Doch nach wie vor ist die Furcht verbreitet, dass die Möglichkeiten der modernen Medizin zur Lebensverlängerung „um jeden Preis“ eingesetzt werden. Aus der Angst, dass ihnen auf diese Weise das Sterben schwer gemacht wird, verlangen viele Menschen, selbst über den Zeitpunkt ihres Todes bestimmen zu können. In der Forderung nach einem „selbstbestimmten Sterben“ drückt sich die Angst davor aus, dass therapeutische Bemühungen um die Verlängerung des Lebens auch dann noch unternommen werden, wenn die Linderung von Schmerzen und die Begleitung im Sterben an der Zeit sind. Das Vertrauen, dass dieser Übergang zur rechten Zeit vollzogen wird, und die Gewissheit, dass gute palliative Sterbebegleitung für jeden Betroffenen erreichbar ist, sind die wichtigsten Antworten auf die gegenwärtige Suiziddebatte. Es ist zu erwarten, dass der Deutsche Bundestag am 5. November das Gesetz zur Verbesserung der Hospizversorgung und Stärkung der Palliativmedizin beschließt. Zu hoffen ist, dass er es am 6. November durch ein Verbot der geschäftsmäßigen Beihilfe zum Suizid ergänzt.

Es ist zu hoffen, dass der Bundestag ein Gesetz beschließt, dass die geschäftsmäßige Sterbehilfe verbietet

Damit würde der Bundestag wieder zu dem Ausgangspunkt zurückkehren, der das Gesetzgebungsverfahren in dieser Frage ausgelöst hat. Gesetzgeberischer Handlungsbedarf ist dadurch entstanden, dass sich Anbieter in Deutschland etablieren, die geschäftsmäßig für Suizidassistenz werben und damit den Suizid fördern. Das hat Auswirkungen, die mit den Erkenntnissen der Suizidforschung unvereinbar sind. Der Suizidwunsch wird nicht mehr als Appell an mitmenschliche Hilfe zum Leben, sondern als alternativloses Verlangen nach Hilfe zum Sterben verstanden. Das, was auch im Fall von Suizidwünschen die Ausnahme bleiben muss, wird geschäftsmäßig zum Regelangebot. Deshalb weist der Gesetzentwurf der Gruppe um die Abgeordneten Brand und Griese in die richtige Richtung, wenn er sich das Ziel setzt, das geschäftsmäßige Angebot wie den geschäftsmäßigen Vollzug von Suizidassistenz, sei es durch Ärzte oder andere Personen, zu untersagen und wirksam zu verhindern. Denn das geschäftsmäßige Angebot einer solchen Suizidhilfe enthält ebenso wie ein gesetzlich normierter Zugang zur ärztlichen Suizidassistenz ein Signal in eine falsche Richtung. Der Suizid im Fall unheilbarer Krankheit würde zu einem Teil der gesellschaftlichen Normalität. Rechtzeitig Vorsorge dafür zu treffen, dass man an einem geeigneten Ort aufgenommen und von einem dafür spezialisierten Arzt betreut wird, gehörte dann zu den Vorsorgemaßnahmen, die zu treffen sind.

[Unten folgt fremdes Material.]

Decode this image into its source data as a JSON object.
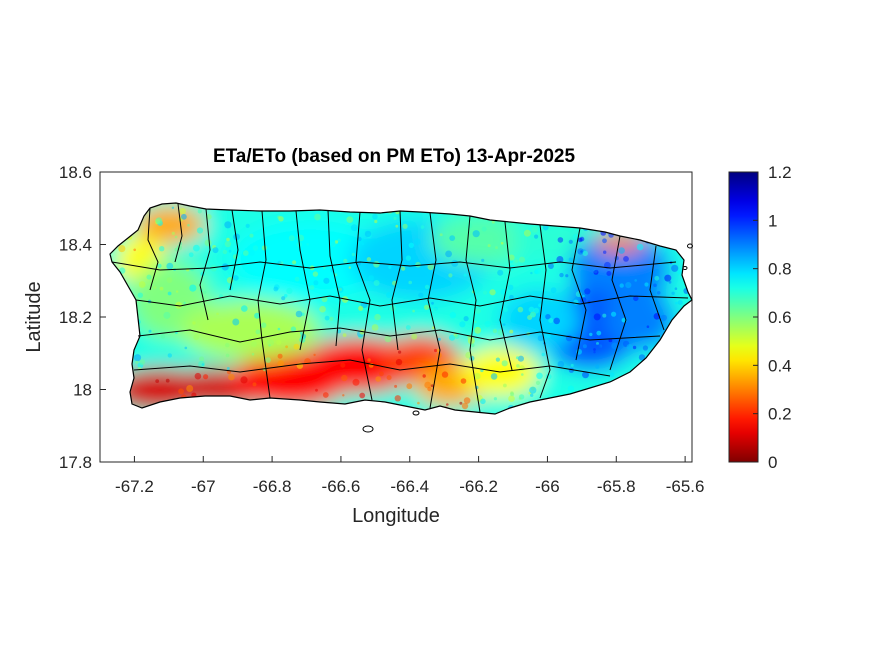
{
  "chart_data": {
    "type": "heatmap",
    "title": "ETa/ETo (based on PM ETo) 13-Apr-2025",
    "xlabel": "Longitude",
    "ylabel": "Latitude",
    "xlim": [
      -67.3,
      -65.58
    ],
    "ylim": [
      17.8,
      18.6
    ],
    "x_ticks": [
      -67.2,
      -67,
      -66.8,
      -66.6,
      -66.4,
      -66.2,
      -66,
      -65.8,
      -65.6
    ],
    "x_tick_labels": [
      "-67.2",
      "-67",
      "-66.8",
      "-66.6",
      "-66.4",
      "-66.2",
      "-66",
      "-65.8",
      "-65.6"
    ],
    "y_ticks": [
      17.8,
      18,
      18.2,
      18.4,
      18.6
    ],
    "y_tick_labels": [
      "17.8",
      "18",
      "18.2",
      "18.4",
      "18.6"
    ],
    "colorbar": {
      "colormap": "jet",
      "range": [
        0,
        1.2
      ],
      "ticks": [
        0,
        0.2,
        0.4,
        0.6,
        0.8,
        1,
        1.2
      ],
      "tick_labels": [
        "0",
        "0.2",
        "0.4",
        "0.6",
        "0.8",
        "1",
        "1.2"
      ]
    },
    "grid": false,
    "regional_pattern": {
      "southwest_coast": 0.1,
      "south_central_coast": 0.15,
      "northwest_corner": 0.35,
      "west_interior": 0.6,
      "central_interior": 0.75,
      "north_coast": 0.65,
      "east": 0.9,
      "southeast": 0.95
    },
    "colors": {
      "outline": "#000000",
      "axes": "#262626"
    }
  }
}
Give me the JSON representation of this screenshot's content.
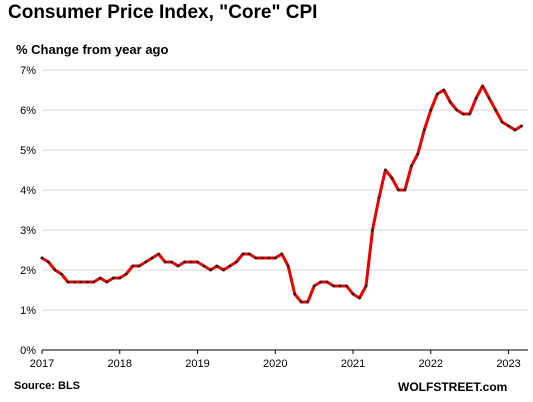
{
  "chart_data": {
    "type": "line",
    "title": "Consumer  Price Index, \"Core\"  CPI",
    "subtitle": "% Change from year ago",
    "xlabel": "",
    "ylabel": "",
    "ylim": [
      0,
      7
    ],
    "yticks": [
      0,
      1,
      2,
      3,
      4,
      5,
      6,
      7
    ],
    "ytick_labels": [
      "0%",
      "1%",
      "2%",
      "3%",
      "4%",
      "5%",
      "6%",
      "7%"
    ],
    "xlim": [
      2017.0,
      2023.25
    ],
    "xticks": [
      2017,
      2018,
      2019,
      2020,
      2021,
      2022,
      2023
    ],
    "xtick_labels": [
      "2017",
      "2018",
      "2019",
      "2020",
      "2021",
      "2022",
      "2023"
    ],
    "grid": true,
    "legend": "none",
    "colors": {
      "line": "#e60000",
      "marker": "#222222",
      "grid": "#d9d9d9",
      "axis": "#000000"
    },
    "series": [
      {
        "x": [
          "2017-01",
          "2017-02",
          "2017-03",
          "2017-04",
          "2017-05",
          "2017-06",
          "2017-07",
          "2017-08",
          "2017-09",
          "2017-10",
          "2017-11",
          "2017-12",
          "2018-01",
          "2018-02",
          "2018-03",
          "2018-04",
          "2018-05",
          "2018-06",
          "2018-07",
          "2018-08",
          "2018-09",
          "2018-10",
          "2018-11",
          "2018-12",
          "2019-01",
          "2019-02",
          "2019-03",
          "2019-04",
          "2019-05",
          "2019-06",
          "2019-07",
          "2019-08",
          "2019-09",
          "2019-10",
          "2019-11",
          "2019-12",
          "2020-01",
          "2020-02",
          "2020-03",
          "2020-04",
          "2020-05",
          "2020-06",
          "2020-07",
          "2020-08",
          "2020-09",
          "2020-10",
          "2020-11",
          "2020-12",
          "2021-01",
          "2021-02",
          "2021-03",
          "2021-04",
          "2021-05",
          "2021-06",
          "2021-07",
          "2021-08",
          "2021-09",
          "2021-10",
          "2021-11",
          "2021-12",
          "2022-01",
          "2022-02",
          "2022-03",
          "2022-04",
          "2022-05",
          "2022-06",
          "2022-07",
          "2022-08",
          "2022-09",
          "2022-10",
          "2022-11",
          "2022-12",
          "2023-01",
          "2023-02",
          "2023-03"
        ],
        "values": [
          2.3,
          2.2,
          2.0,
          1.9,
          1.7,
          1.7,
          1.7,
          1.7,
          1.7,
          1.8,
          1.7,
          1.8,
          1.8,
          1.9,
          2.1,
          2.1,
          2.2,
          2.3,
          2.4,
          2.2,
          2.2,
          2.1,
          2.2,
          2.2,
          2.2,
          2.1,
          2.0,
          2.1,
          2.0,
          2.1,
          2.2,
          2.4,
          2.4,
          2.3,
          2.3,
          2.3,
          2.3,
          2.4,
          2.1,
          1.4,
          1.2,
          1.2,
          1.6,
          1.7,
          1.7,
          1.6,
          1.6,
          1.6,
          1.4,
          1.3,
          1.6,
          3.0,
          3.8,
          4.5,
          4.3,
          4.0,
          4.0,
          4.6,
          4.9,
          5.5,
          6.0,
          6.4,
          6.5,
          6.2,
          6.0,
          5.9,
          5.9,
          6.3,
          6.6,
          6.3,
          6.0,
          5.7,
          5.6,
          5.5,
          5.6
        ]
      }
    ]
  },
  "source": "Source: BLS",
  "watermark": "WOLFSTREET.com"
}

Der Suizid im Fall unheilbarer Krankheit darf nicht zur Normalität werden

In der Konsequenz würde der Druck zunehmen, zur Selbsttötung bereit zu sein, wenn die Belastung von Angehörigen durch eine schwere Erkrankung zu groß wird. Die Tür, die im Namen der Selbstbestimmung des Patienten geöffnet werden soll, führt zu offener oder versteckter Fremdbestimmung. Ein strafrechtlich sanktioniertes Verbot der geschäftsmäßigen Suizidassistenz ist deshalb nicht ein Eingriff in die Selbstbestimmung des Patienten, sondern ein angemessener Schutz vor falschen Anreizen und bedrohlichem Druck.

Wolfgang Huber ist Theologe. Er war 2003 bis 2009 Ratsvorsitzender der Evangelischen Kirche in Deutschland.